The most specific term used seems to be "issue bundling":
The analysis isolates three reasons why the forces of electoral competition may not, by themselves,
be sufficient to produce congruence between citizen preferences and policy outcomes on
both issues. These are (i) when there are divergences between elite and popular opinion on an
issue and that issue is not salient in the election; (ii) when there is a group of voters who hold a
minority view on an issue but vote as single issue voters; and (iii) when a minority view is supported
by an organized interest group that provides campaign contributions to candidates sharing
its position. The logic of each of these arguments rests on issue bundling — the fact that citizens
have only one vote to cast for a representative who must decide on a bundle of issues. This echoes
a familiar theme in political science.
It's been often discussed as one of the problems that direct democracy attempts to solve:
The theory of direct democracy revolves around three ideas: principal-agent
problems, asymmetric information and issue bundling. [...]
Legislatures often bundle issues together in omnibus bills that are voted on as
a package. This “logrolling” allows legislators to trade votes with each other and
gain approval of their top priorities by giving ground on issues they consider of
secondary importance. Initiatives and referendums give citizens a way to unbundle
specific issues. In terms of efficiency, unbundling can be good or bad depending on whether
logrolling itself is efficient. [...]
Candidates are also bundles—they take positions on multiple issues—and
voters must accept or reject them as packages. By stripping out individual issues,
direct democracy reduces the number of issues on which candidates take positions,
which theory suggests improves the representation process. When candidates run
on fewer issues, citizens can send stronger messages at the voting booth and are less
likely to have to support a candidate who is right on some issues but wrong on
others.
It has also been studied in terms of this bundling occuring at party level:
We present results of a U.S. survey experiment in which candidate platforms are held fixed and
only the number of candidates is altered across treatment conditions. We contrast conditions with and
without issue bundling, and discover that in a hypothetical four-party system, the correlation between
policy preferences and vote choice increases for both the economic and moral dimensions, but far more
for the latter. We interpret this as evidence that policy bundling asymmetrically suppresses the moral
values dimension of conflict.
And as you may guess from the above, issue bundling may be a problem even in the absence of representatives (or parties), e.g. having to yea or nay a single large legislative package (like a constitution) in a referendum:
Bundling is generally viewed with some skepticism in the public choice literature. By
aggregating several issues together, voters may, in some circumstances, choose a bundle that does not
reflect their true preferences. Of course, if there were no transactions costs to bargaining, it would not
matter whether issues were presented individually or as a bundle.

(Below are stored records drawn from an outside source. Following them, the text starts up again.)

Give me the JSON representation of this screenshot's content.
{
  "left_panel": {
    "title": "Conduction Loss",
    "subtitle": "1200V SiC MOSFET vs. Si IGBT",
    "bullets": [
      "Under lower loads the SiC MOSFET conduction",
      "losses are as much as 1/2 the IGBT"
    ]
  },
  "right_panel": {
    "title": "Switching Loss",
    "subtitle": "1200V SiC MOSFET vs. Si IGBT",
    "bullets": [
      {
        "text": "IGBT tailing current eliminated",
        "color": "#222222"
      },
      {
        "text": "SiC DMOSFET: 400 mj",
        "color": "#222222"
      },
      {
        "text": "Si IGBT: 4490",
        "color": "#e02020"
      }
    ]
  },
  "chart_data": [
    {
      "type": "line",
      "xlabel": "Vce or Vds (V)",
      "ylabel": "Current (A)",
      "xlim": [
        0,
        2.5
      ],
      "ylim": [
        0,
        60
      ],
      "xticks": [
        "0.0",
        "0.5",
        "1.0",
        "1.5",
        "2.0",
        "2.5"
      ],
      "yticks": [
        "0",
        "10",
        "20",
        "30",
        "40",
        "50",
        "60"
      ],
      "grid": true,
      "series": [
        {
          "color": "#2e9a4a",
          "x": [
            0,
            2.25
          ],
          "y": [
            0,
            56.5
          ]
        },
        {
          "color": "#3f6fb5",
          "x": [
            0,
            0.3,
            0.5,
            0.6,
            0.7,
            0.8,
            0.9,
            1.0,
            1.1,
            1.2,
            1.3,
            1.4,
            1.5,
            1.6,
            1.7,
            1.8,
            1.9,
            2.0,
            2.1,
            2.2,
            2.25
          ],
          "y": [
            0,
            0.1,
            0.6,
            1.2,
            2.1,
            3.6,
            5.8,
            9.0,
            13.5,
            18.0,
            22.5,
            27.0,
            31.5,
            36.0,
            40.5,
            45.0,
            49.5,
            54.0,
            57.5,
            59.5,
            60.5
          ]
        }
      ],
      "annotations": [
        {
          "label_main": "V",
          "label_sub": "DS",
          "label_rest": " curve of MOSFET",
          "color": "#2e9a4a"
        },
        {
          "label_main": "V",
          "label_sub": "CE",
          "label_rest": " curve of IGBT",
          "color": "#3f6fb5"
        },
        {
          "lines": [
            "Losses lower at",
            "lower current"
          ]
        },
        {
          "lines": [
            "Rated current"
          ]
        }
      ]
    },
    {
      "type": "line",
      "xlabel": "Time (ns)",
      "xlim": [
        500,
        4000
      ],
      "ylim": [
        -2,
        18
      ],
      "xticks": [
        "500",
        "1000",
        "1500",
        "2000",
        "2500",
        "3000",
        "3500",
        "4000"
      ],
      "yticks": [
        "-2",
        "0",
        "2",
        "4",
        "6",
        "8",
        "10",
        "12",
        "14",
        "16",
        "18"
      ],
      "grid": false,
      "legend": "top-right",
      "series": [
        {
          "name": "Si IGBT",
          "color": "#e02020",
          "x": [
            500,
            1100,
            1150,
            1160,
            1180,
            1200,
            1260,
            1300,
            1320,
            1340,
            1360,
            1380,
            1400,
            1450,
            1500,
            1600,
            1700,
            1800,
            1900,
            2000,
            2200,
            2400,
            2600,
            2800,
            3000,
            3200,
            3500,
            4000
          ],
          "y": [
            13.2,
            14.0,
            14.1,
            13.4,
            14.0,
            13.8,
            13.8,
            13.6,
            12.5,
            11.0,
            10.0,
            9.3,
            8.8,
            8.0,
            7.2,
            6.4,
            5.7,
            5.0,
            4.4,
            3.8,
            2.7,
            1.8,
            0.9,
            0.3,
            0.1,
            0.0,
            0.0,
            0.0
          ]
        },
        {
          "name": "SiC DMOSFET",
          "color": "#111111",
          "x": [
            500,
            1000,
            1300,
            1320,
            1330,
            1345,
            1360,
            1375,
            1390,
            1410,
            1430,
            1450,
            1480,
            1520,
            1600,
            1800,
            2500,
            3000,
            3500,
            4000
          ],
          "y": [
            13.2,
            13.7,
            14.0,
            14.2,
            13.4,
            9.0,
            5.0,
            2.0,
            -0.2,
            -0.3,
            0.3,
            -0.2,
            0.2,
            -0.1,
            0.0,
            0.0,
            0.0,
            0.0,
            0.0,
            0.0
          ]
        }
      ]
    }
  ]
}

In the real world, however, the
agenda setter may determine the outcome by presenting issues as a bundle. Bundling might allow
interest groups to piggy back on generally-approved principles by sneaking in unnecessary policies. This
might take the form of logrolling (when two policies supported by different minorities are aggregated to
generate majority support), or a rider (in which a policy supported by the majority is bundled with one
that would only generate minority support).
When voters are presented with a choice is as momentous as the adoption of the constitution,
in which the prospective costs of reaching no agreement might be overwhelming, they may accept a
certain amount of interest group benefits in the bargain. Bundling at the outset of the constitution
could produce a document full of special interests and logrolling. In contrast, the more incremental
change of a constitutional amendment is rarely as momentous. The cost of failure is less high. Further,
because amendments are focused on fewer subjects, we might expect them to produce a more accurate
reflection of voter preferences than would an up or down vote on the initial bundle of compromises. If
a single subject rule is in place, it might restrict interest group activity, and eliminate Condorcet losers
(Levmore 2005). From this point of view, we might favor amendment over constitution-making as less
susceptible to rent-seeking in some circumstances.
Broader terms that may encompass other things are "limited choice" or "constrained democracy", although these are not strictly about individuals, e.g. they can refer to having to choose among a given set of parties too. These latter notions may even apply to direct democracy, e.g. to referenda.